Frederick Ward (1835-1870), bushranger, alias 'Captain Thunderbolt', was born at Windsor, New South Wales. He was working as a drover and horse-breaker at Tocal station on the Paterson River when arrested with James Garbutt and indicted for stealing and receiving seventy-five horses at Maitland on 21 April 1856; Ward was sentenced to ten years' hard labour on 13 August on the receiving charge.
Released conditionally from Cockatoo Island late in July 1860, Ward worked as a horse-breaker at Cooyal near Mudgee until his ticket-of-leave was cancelled on 17 September 1861 for 'absence from Muster' and he was tried on 3 October for horse-stealing. Returned to Cockatoo Island to complete his original sentence with an additional three years, Ward escaped with Frederick Brittain about 11 September 1863. in 1864-65 Ward lived quietly with his 'wife', Mary Ann, née Bugg, a half-caste Aboriginal, on the Culgoa River near Bourke with two children. He adopted the name 'Captain Thunderbolt' in the early 1860s. He carried out a series of armed robberies near Bourke with three associates, including a 16-year-old boy John Thomson, who was shot and captured by the police at Millie near Moree. Ward and two others robbed inns and mail-coaches in the Liverpool Plains District; in December 1865 at Caroll near Gunnedah they held up an inn and danced and drank until the police arrived. They wounded a policeman and escaped, abandoning three pack-horses. Ward separated from his companions and never again made a stand when the police approached.

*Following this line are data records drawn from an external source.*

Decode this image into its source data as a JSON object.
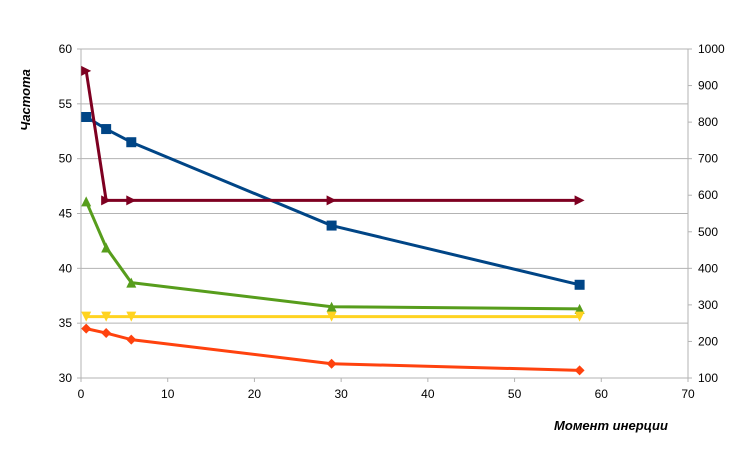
{
  "chart_data": {
    "type": "line",
    "title": "",
    "xlabel": "Момент инерции",
    "ylabel": "Частота",
    "xlim": [
      0,
      70
    ],
    "ylim": [
      30,
      60
    ],
    "y2lim": [
      100,
      1000
    ],
    "xticks": [
      "0",
      "10",
      "20",
      "30",
      "40",
      "50",
      "60",
      "70"
    ],
    "yticks": [
      "30",
      "35",
      "40",
      "45",
      "50",
      "55",
      "60"
    ],
    "y2ticks": [
      "100",
      "200",
      "300",
      "400",
      "500",
      "600",
      "700",
      "800",
      "900",
      "1000"
    ],
    "grid": true,
    "legend": "none",
    "series": [
      {
        "color": "#004586",
        "marker": "square",
        "axis": "left",
        "x": [
          0.6,
          2.9,
          5.8,
          28.9,
          57.5
        ],
        "y": [
          53.8,
          52.7,
          51.5,
          43.9,
          38.5
        ]
      },
      {
        "color": "#7e0021",
        "marker": "triangle-right",
        "axis": "left",
        "x": [
          0.6,
          2.9,
          5.8,
          28.9,
          57.5
        ],
        "y": [
          58.0,
          46.2,
          46.2,
          46.2,
          46.2
        ]
      },
      {
        "color": "#579d1c",
        "marker": "triangle-up",
        "axis": "left",
        "x": [
          0.6,
          2.9,
          5.8,
          28.9,
          57.5
        ],
        "y": [
          46.1,
          41.9,
          38.7,
          36.5,
          36.3
        ]
      },
      {
        "color": "#ffd320",
        "marker": "triangle-down",
        "axis": "left",
        "x": [
          0.6,
          2.9,
          5.8,
          28.9,
          57.5
        ],
        "y": [
          35.6,
          35.6,
          35.6,
          35.6,
          35.6
        ]
      },
      {
        "color": "#ff420e",
        "marker": "diamond",
        "axis": "left",
        "x": [
          0.6,
          2.9,
          5.8,
          28.9,
          57.5
        ],
        "y": [
          34.5,
          34.1,
          33.5,
          31.3,
          30.7
        ]
      }
    ]
  }
}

Alone, with a reward of £200 on his head, Ward held up mailmen and on 3 February 1867 was almost captured while drunk near Manilla. He took an accomplice Thomas Mason, a 16-year-old orphan, with whom he robbed the mails in the New England and Upper Hunter areas as well as the Liverpool Plains District. While hiding out in the Borah ranges they became separated, Mason was captured in August and convicted of highway robbery. Mary Ann followed Ward whenever possible; at Stroud in March 1866 she had been sentenced to six months for vagrancy but was released in April, because the conviction was not accurately drawn up.

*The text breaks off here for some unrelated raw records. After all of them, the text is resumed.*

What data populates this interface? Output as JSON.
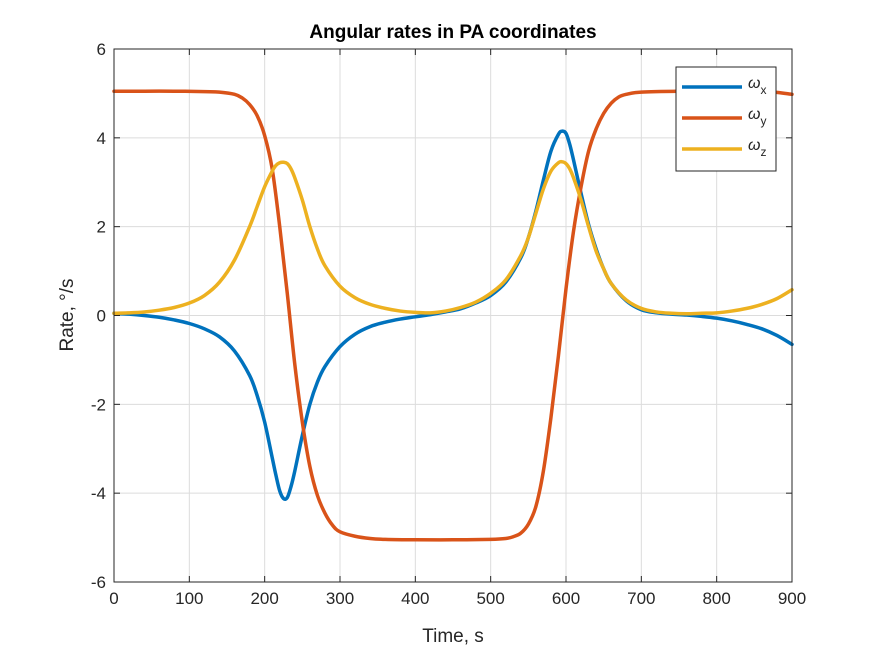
{
  "chart_data": {
    "type": "line",
    "title": "Angular rates in PA coordinates",
    "xlabel": "Time, s",
    "ylabel": "Rate, °/s",
    "xlim": [
      0,
      900
    ],
    "ylim": [
      -6,
      6
    ],
    "xticks": [
      "0",
      "100",
      "200",
      "300",
      "400",
      "500",
      "600",
      "700",
      "800",
      "900"
    ],
    "yticks": [
      "6",
      "4",
      "2",
      "0",
      "-2",
      "-4",
      "-6"
    ],
    "grid": true,
    "legend_position": "top-right",
    "series": [
      {
        "name": "ωx",
        "symbol": "ω",
        "subscript": "x",
        "color": "#0072BD",
        "x": [
          0,
          20,
          40,
          60,
          80,
          100,
          120,
          140,
          160,
          180,
          190,
          200,
          210,
          215,
          220,
          225,
          230,
          235,
          240,
          250,
          260,
          270,
          280,
          300,
          320,
          340,
          360,
          380,
          400,
          420,
          440,
          460,
          480,
          500,
          520,
          540,
          550,
          560,
          570,
          580,
          590,
          595,
          600,
          605,
          610,
          620,
          630,
          640,
          650,
          660,
          680,
          700,
          720,
          740,
          760,
          780,
          800,
          820,
          840,
          860,
          880,
          900
        ],
        "y": [
          0.05,
          0.03,
          0.0,
          -0.04,
          -0.1,
          -0.18,
          -0.3,
          -0.48,
          -0.8,
          -1.35,
          -1.8,
          -2.4,
          -3.2,
          -3.6,
          -3.95,
          -4.12,
          -4.1,
          -3.85,
          -3.5,
          -2.7,
          -2.0,
          -1.5,
          -1.15,
          -0.7,
          -0.42,
          -0.25,
          -0.15,
          -0.08,
          -0.03,
          0.02,
          0.08,
          0.15,
          0.28,
          0.45,
          0.75,
          1.3,
          1.75,
          2.35,
          3.05,
          3.7,
          4.08,
          4.15,
          4.1,
          3.85,
          3.5,
          2.75,
          2.05,
          1.5,
          1.05,
          0.72,
          0.33,
          0.13,
          0.06,
          0.03,
          0.01,
          -0.02,
          -0.06,
          -0.12,
          -0.2,
          -0.3,
          -0.45,
          -0.65
        ]
      },
      {
        "name": "ωy",
        "symbol": "ω",
        "subscript": "y",
        "color": "#D95319",
        "x": [
          0,
          40,
          80,
          120,
          140,
          160,
          170,
          180,
          190,
          200,
          210,
          220,
          230,
          240,
          250,
          260,
          270,
          280,
          290,
          300,
          320,
          340,
          360,
          400,
          450,
          500,
          520,
          530,
          540,
          550,
          560,
          570,
          580,
          590,
          600,
          610,
          620,
          630,
          640,
          650,
          660,
          670,
          680,
          700,
          750,
          800,
          840,
          870,
          900
        ],
        "y": [
          5.05,
          5.05,
          5.05,
          5.04,
          5.03,
          4.98,
          4.9,
          4.75,
          4.5,
          4.05,
          3.3,
          2.0,
          0.5,
          -1.1,
          -2.4,
          -3.4,
          -4.05,
          -4.45,
          -4.72,
          -4.87,
          -4.97,
          -5.02,
          -5.04,
          -5.05,
          -5.05,
          -5.04,
          -5.02,
          -4.98,
          -4.9,
          -4.7,
          -4.3,
          -3.5,
          -2.3,
          -0.9,
          0.6,
          1.9,
          2.9,
          3.7,
          4.2,
          4.55,
          4.78,
          4.92,
          4.98,
          5.03,
          5.05,
          5.05,
          5.05,
          5.04,
          4.98
        ]
      },
      {
        "name": "ωz",
        "symbol": "ω",
        "subscript": "z",
        "color": "#EDB120",
        "x": [
          0,
          20,
          40,
          60,
          80,
          100,
          120,
          140,
          160,
          180,
          190,
          200,
          210,
          215,
          220,
          225,
          230,
          235,
          240,
          250,
          260,
          270,
          280,
          300,
          320,
          340,
          360,
          380,
          400,
          420,
          440,
          460,
          480,
          500,
          520,
          540,
          550,
          560,
          570,
          580,
          590,
          595,
          600,
          605,
          610,
          620,
          630,
          640,
          650,
          660,
          680,
          700,
          720,
          740,
          760,
          780,
          800,
          820,
          840,
          860,
          880,
          900
        ],
        "y": [
          0.05,
          0.06,
          0.08,
          0.12,
          0.18,
          0.28,
          0.45,
          0.75,
          1.25,
          2.0,
          2.45,
          2.9,
          3.25,
          3.38,
          3.44,
          3.45,
          3.42,
          3.3,
          3.1,
          2.6,
          2.0,
          1.5,
          1.12,
          0.66,
          0.4,
          0.25,
          0.16,
          0.1,
          0.07,
          0.06,
          0.1,
          0.18,
          0.3,
          0.5,
          0.8,
          1.35,
          1.75,
          2.3,
          2.85,
          3.25,
          3.44,
          3.46,
          3.42,
          3.3,
          3.1,
          2.6,
          2.0,
          1.45,
          1.05,
          0.72,
          0.35,
          0.16,
          0.08,
          0.05,
          0.04,
          0.05,
          0.06,
          0.1,
          0.16,
          0.25,
          0.38,
          0.58
        ]
      }
    ]
  }
}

Ward's next companion was William Monckton, a 13-year-old runaway, with whom he robbed travellers and the mails in the New England area. Late in 1868 Monckton abandoned Ward who then worked alone and less actively; on 25 May 1870 he was surprised while testing an inferior horse and was chased and shot by Constable Alexander Binney Walker at Kentucky Creek near Uralla. A Protestant, he was buried in Uralla cemetery without religious rites.
Ward was 5 ft 8 ¼ ins (173 cm) tall, slight, and of sallow complexion with hazel-grey eyes and light-brown curly hair. He undoubtedly had great nerve, endurance and unusual self-reliance and his success as a bushranger can be largely attributed to his horsemanship and splendid mounts, to popular sympathy inspired by his agreeable appearance and conversation, and to his gentlemanly behaviour and avoidance of violence; he also showed prudence in not robbing armed coaches, or towns where a policeman was stationed. The last of the professional bushrangers in New South Wales, Ward was the most successful.